Any Canon EF series Lens, is fully compatible with Canon Digital Bodies. And they are reverse compatible too! so you can use a new Image Stabilised EF lens on a real Film EOS body.
Canon put the IS in the lens so you can use it with film. Pentax put it in the body so you can use it with old glass.. your choice.
You cannot use Canon EF-S lenses for film or full frame Digital they are for small sensors only x1.6 crop.
Does the Canon accept lenses from the old 35mm film eos series?
Pentax AA batteries
Former owner of another Pentax DSLR that fed on AAs, I've never found common rechargeable batteries to be very convenient ; their full charge output is around 1.3 V, and drops quickly below 1.2, which tricks the camera to believe the set is nearing exhaustion while there are still a couple hundred pictures worth of juice left. The workaround is to quickly shutdown and restart the camera. It's fast enough not to be be too debilitating, but it's still annoying.
To avoid this, I used disposable lithium batteries on planned events. They output the correct Volt value, their discharge curve is almost flat (won't trigger the charge warning too soon), they have almost infinite shelf storage life, and they don't loose charge once they're taken out of the camera (you can take 300 pics on a set, swap out the batteries, put them back one year later and be good for another round of 300 pics - just note how much you used one set, and if you know how much one set is worth of pictures, you can know precisely how much pictures are left). Those batteries are also extremely light (half the weight of normal alcaline batteries).
Only drawback I can think of is price, about 10 € a set of 4. That's why I used conventional rechargeables for day to day, and those disposable for planned events only.
What's wrong with AAs?
I have the Pentax K-x. I'm surprised it won this after the less than enthusiastic review, but it is good camera. It's worth noting it will work with every Pentax lens ever made, including old manual primes that are available second hand very cheap, and it gives them all image stabilisation. It's low light performance is outstanding.
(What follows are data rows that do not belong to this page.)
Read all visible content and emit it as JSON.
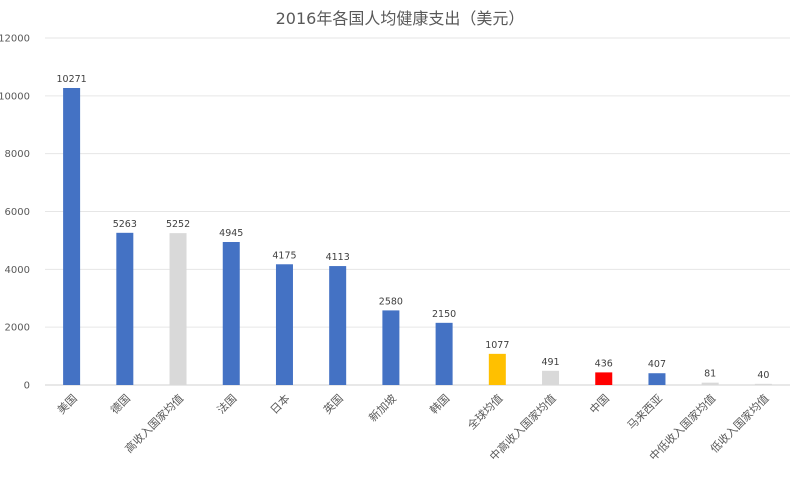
{
  "chart_data": {
    "type": "bar",
    "title": "2016年各国人均健康支出（美元）",
    "xlabel": "",
    "ylabel": "",
    "ylim": [
      0,
      12000
    ],
    "yticks": [
      0,
      2000,
      4000,
      6000,
      8000,
      10000,
      12000
    ],
    "grid": true,
    "legend": "none",
    "categories": [
      "美国",
      "德国",
      "高收入国家均值",
      "法国",
      "日本",
      "英国",
      "新加坡",
      "韩国",
      "全球均值",
      "中高收入国家均值",
      "中国",
      "马来西亚",
      "中低收入国家均值",
      "低收入国家均值"
    ],
    "values": [
      10271,
      5263,
      5252,
      4945,
      4175,
      4113,
      2580,
      2150,
      1077,
      491,
      436,
      407,
      81,
      40
    ],
    "colors": [
      "#4472C4",
      "#4472C4",
      "#D9D9D9",
      "#4472C4",
      "#4472C4",
      "#4472C4",
      "#4472C4",
      "#4472C4",
      "#FFC000",
      "#D9D9D9",
      "#FF0000",
      "#4472C4",
      "#D9D9D9",
      "#D9D9D9"
    ]
  }
}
I don't get why everyone hates AA batteries so much - AA is part of the reason I picked it. It can run on cheap and widely-available alkalines in a pinch, or lithium AAs if you need the long life and low temperature performance. Most of the time I use Eneloops which perform well and have low self-discharge. There's a big advantage to using a standard format. I have other kit which also uses AAs and shares the same charger. Lithium-ion batteries are proprietary, which makes it expensive to carry many spares. All batteries have a finite life, Li-ion are usually reckoned at 3-5 years and then you are at the mercy of the manufacturer if you want to replace it.
Pentax have just announced the K-r, which is the upgrade to the K-x and uses Li-ion by default with an AA option.
The 18-55mm kit lens is good, and you can also get the K-x bundled with a second kit lens of 55-300mm which is very good. It probably puts it out of the price range of this group, but is very good value if you want a telephoto; you can't do better without spending another £800 or more. Alternatively, the Tamron 18-250mm is pretty good as a superzoom if you don't want to be faffing about with changing lenses.